Dan gaan we naar de zeer beschutte baai van Le Grazie om te schuilen voor een dagje onweersbuien.

De volgende dag is het weer opgefrist en maken we een mooie wandeling rond de baai.

Er liggen vele zeer fraaie klassiekers in de baai en op de werf hier in de baai.

We besluiten een dagje naar Pisa te gaan met de trein. Dit is de rij voor de kaartjes automaat, die om de hoek staat. Als het aan mij lag hadden we al lang opgegeven, maar Paula zette door. Na ca. 1,5 uur hebben we onze kaartjes en kunnen op de trein gaan wachten die ook nog eens 25 minuten te laat komt (zucht).

Na nog ruim een uur treinen zijn we er dan. Het is er wel mooi!

Drab rivier. Extra drab door de heftige buien van eergisteren denk ik.

Ja, hij staat echt heel scheef.

Tja, wat zijn we hier aan het doen?

Nou, vergelijk de voor en na foto’s maar eens goed met elkaar. Het heeft echt geholpen!

Don’t walk on the gras.

Shit, je bent de poort nog niet uit of hij is al weer scheef gezakt!

Er zijn nog meer mooie gebouwen in Pisa.

Op de terugweg in de trein zien we waar de zonnebloemolie vandaan komt.

Yes!!! Na jaren hebben we eindelijk weer eens een vis gevangen. Helaas in het waterfilter van de bakboord motor. En hij zit helemaal klem in de inlaat van het filter. We zijn wel een kwartier aan het prutsen voor hij er in stukjes uit komt. Arme vis!

Na het vis incident gaan we op pad. Bijna geen wind wel flinke golven. We kunnen zo nu en dan een stukje op de code-0 zeilen (het grootzeil klapt teveel in deze omstandigheden), maar motoren het meeste vandaag.

Zo, ons noordelijkste punt voor dit jaar is bereikt. 44.20.78 N. Zo noordelijk zijn we in geen jaren geweest! S. Margherita Ligure. Rapallo is nog iets noordelijker, maar daar mag niet meer geankerd worden sinds de hele jachthaven en ankerbaai afgelopen winter is weggeblazen. Zoek maar eens op Rapallo storm op Youtube en huiver.

Het lijkt een heel mooi stadje en als we de volgende morgen op de kant gaan rondkijken zien we deze prachtig onderhouden oude gebouwen.

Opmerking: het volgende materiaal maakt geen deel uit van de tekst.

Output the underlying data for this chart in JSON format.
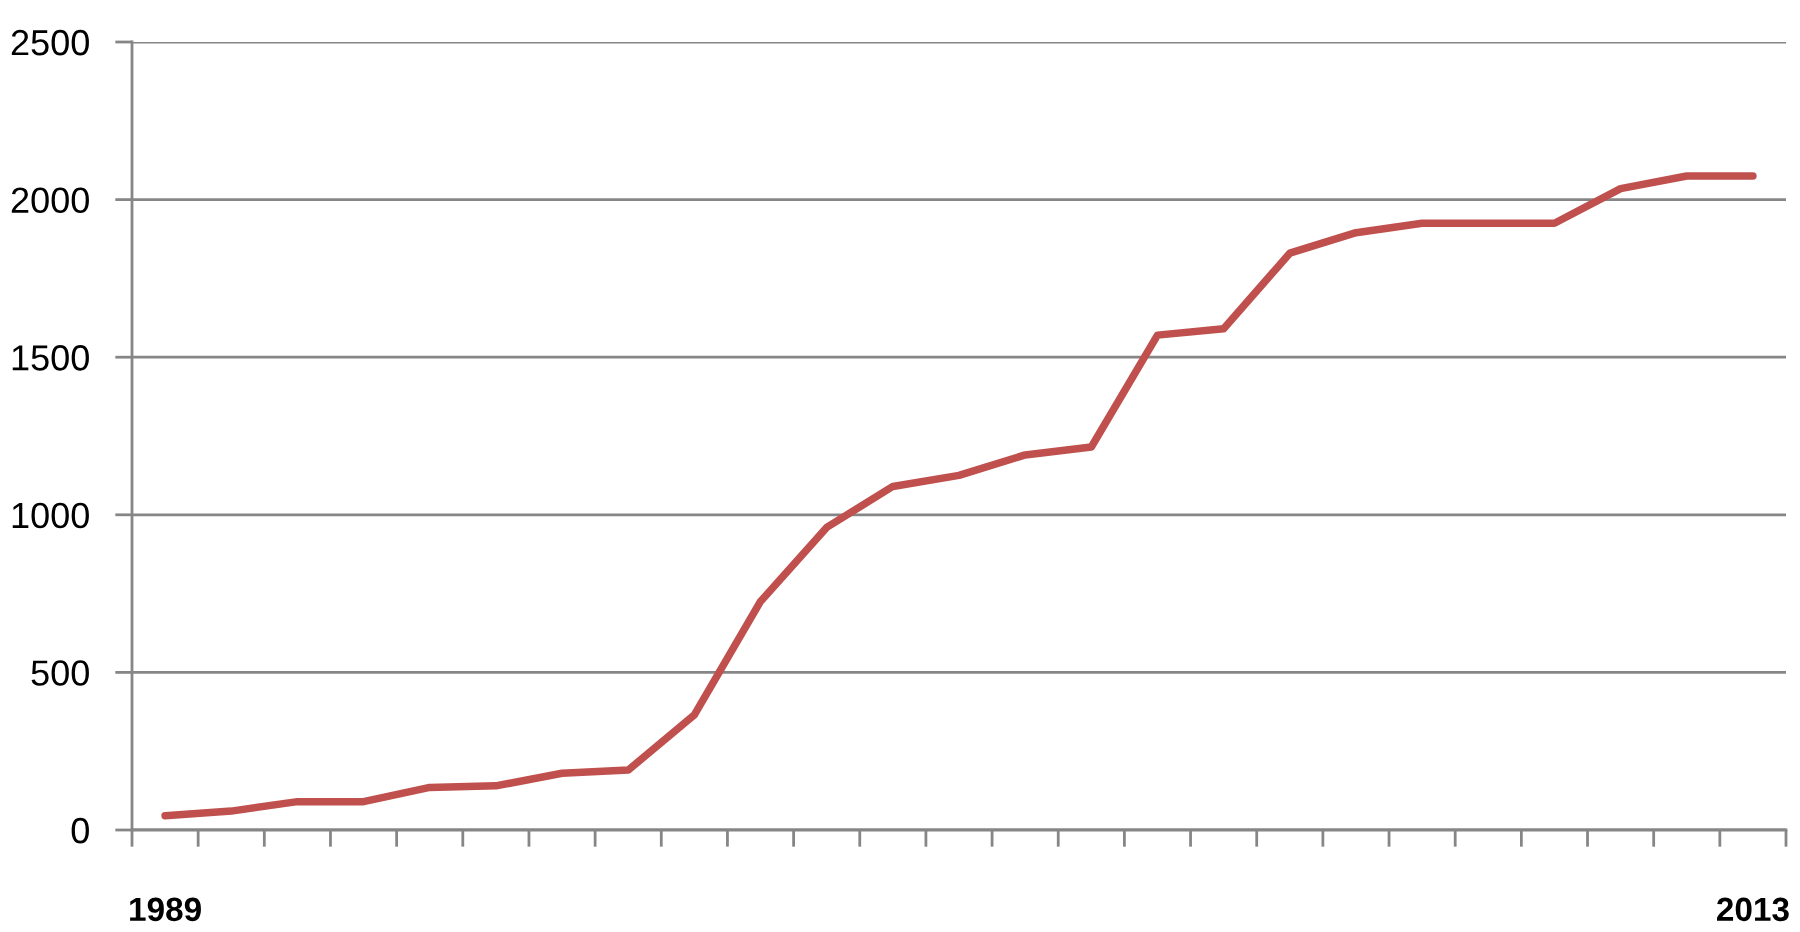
{
  "chart_data": {
    "type": "line",
    "categories": [
      "1989",
      null,
      null,
      null,
      null,
      null,
      null,
      null,
      null,
      null,
      null,
      null,
      null,
      null,
      null,
      null,
      null,
      null,
      null,
      null,
      null,
      null,
      null,
      null,
      "2013"
    ],
    "series": [
      {
        "color": "#c0504d",
        "values": [
          45,
          60,
          90,
          90,
          135,
          140,
          180,
          190,
          365,
          725,
          960,
          1090,
          1125,
          1190,
          1215,
          1570,
          1590,
          1830,
          1895,
          1925,
          1925,
          1925,
          2035,
          2075,
          2075
        ]
      }
    ],
    "ylim": [
      0,
      2500
    ],
    "yticks": [
      0,
      500,
      1000,
      1500,
      2000,
      2500
    ],
    "grid": "y"
  }
}
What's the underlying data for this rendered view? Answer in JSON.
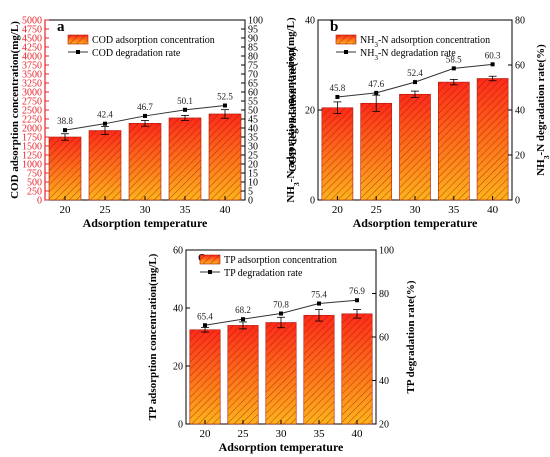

Van dichtbij zien die muren er zo uit. Helemaal vlak en helemaal geen ornamenten en zo. Alles is erop geverfd. De hele stad is zo gedaan en het is schitterend.

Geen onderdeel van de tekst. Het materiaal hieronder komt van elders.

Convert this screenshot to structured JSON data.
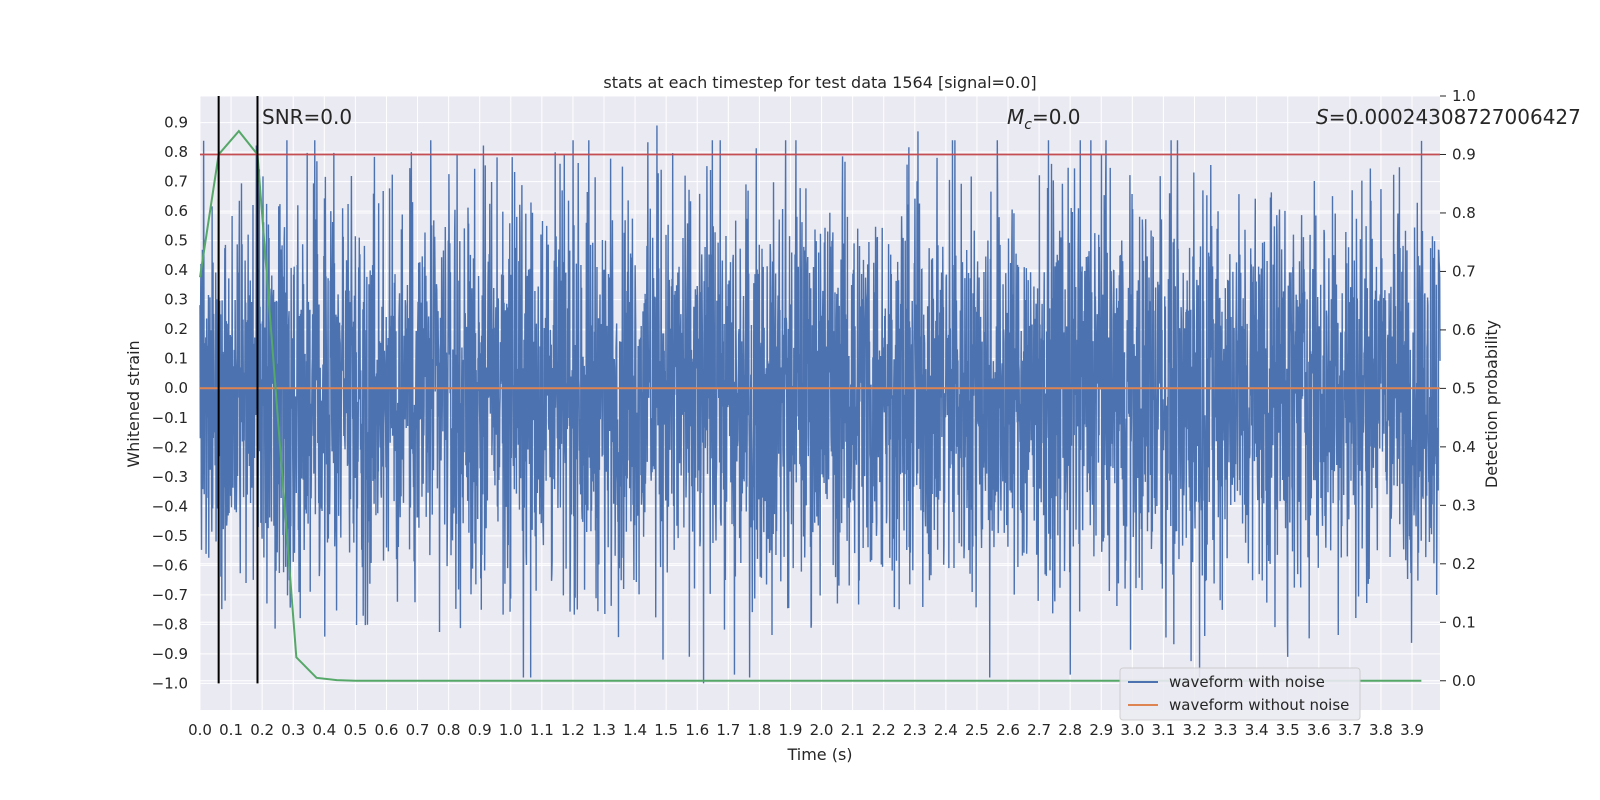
{
  "chart_data": {
    "type": "line",
    "title": "stats at each timestep for test data 1564 [signal=0.0]",
    "xlabel": "Time (s)",
    "ylabel": "Whitened strain",
    "y2label": "Detection probability",
    "xlim": [
      0.0,
      3.99
    ],
    "ylim": [
      -1.09,
      0.99
    ],
    "y2lim": [
      -0.05,
      1.0
    ],
    "xticks": [
      "0.0",
      "0.1",
      "0.2",
      "0.3",
      "0.4",
      "0.5",
      "0.6",
      "0.7",
      "0.8",
      "0.9",
      "1.0",
      "1.1",
      "1.2",
      "1.3",
      "1.4",
      "1.5",
      "1.6",
      "1.7",
      "1.8",
      "1.9",
      "2.0",
      "2.1",
      "2.2",
      "2.3",
      "2.4",
      "2.5",
      "2.6",
      "2.7",
      "2.8",
      "2.9",
      "3.0",
      "3.1",
      "3.2",
      "3.3",
      "3.4",
      "3.5",
      "3.6",
      "3.7",
      "3.8",
      "3.9"
    ],
    "yticks": [
      "0.9",
      "0.8",
      "0.7",
      "0.6",
      "0.5",
      "0.4",
      "0.3",
      "0.2",
      "0.1",
      "0.0",
      "-0.1",
      "-0.2",
      "-0.3",
      "-0.4",
      "-0.5",
      "-0.6",
      "-0.7",
      "-0.8",
      "-0.9",
      "-1.0"
    ],
    "y2ticks": [
      "0.0",
      "0.1",
      "0.2",
      "0.3",
      "0.4",
      "0.5",
      "0.6",
      "0.7",
      "0.8",
      "0.9",
      "1.0"
    ],
    "grid": true,
    "legend_position": "lower-right",
    "annotations": [
      {
        "id": "snr",
        "text": "SNR=0.0"
      },
      {
        "id": "mc",
        "text": "M_c=0.0",
        "base": "M",
        "sub": "c",
        "rest": "=0.0"
      },
      {
        "id": "s",
        "text": "S=0.00024308727006427",
        "base": "S",
        "rest": "=0.00024308727006427"
      }
    ],
    "vertical_lines_x": [
      0.06,
      0.185
    ],
    "threshold_y2": 0.9,
    "series": [
      {
        "name": "waveform with noise",
        "axis": "left",
        "color": "#4c72b0",
        "description": "noise samples, roughly uniform amplitude",
        "noise_peaks": [
          {
            "x": 1.47,
            "y": 0.89
          },
          {
            "x": 2.31,
            "y": 0.87
          },
          {
            "x": 1.62,
            "y": -1.0
          },
          {
            "x": 1.72,
            "y": -0.97
          },
          {
            "x": 2.8,
            "y": -0.97
          },
          {
            "x": 3.5,
            "y": -0.91
          }
        ]
      },
      {
        "name": "waveform without noise",
        "axis": "left",
        "color": "#dd8452",
        "values": [
          [
            0.0,
            0.0
          ],
          [
            3.99,
            0.0
          ]
        ]
      },
      {
        "name": "",
        "axis": "right",
        "color": "#55a868",
        "points": [
          [
            0.0,
            0.69
          ],
          [
            0.06,
            0.9
          ],
          [
            0.125,
            0.94
          ],
          [
            0.185,
            0.9
          ],
          [
            0.31,
            0.04
          ],
          [
            0.375,
            0.005
          ],
          [
            0.44,
            0.001
          ],
          [
            0.5,
            0.0
          ],
          [
            3.93,
            0.0
          ]
        ]
      }
    ],
    "threshold_color": "#c44e52",
    "vline_color": "#000000"
  }
}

Na ons verbaasd te hebben over het schitterende verfwerk in deze stad gaan we verder naar het zuid-westen. Er is wind!

Dan is de maand al weer om. De helft van dit zomerseizoen ook al weer. Het gaat erg snel vind ik. En we hebben nog heel wat mijlen te gaan dit seizoen. Op naar Frankrijk dus maar.
Eind augustus zullen we de volgende blog plaatsen.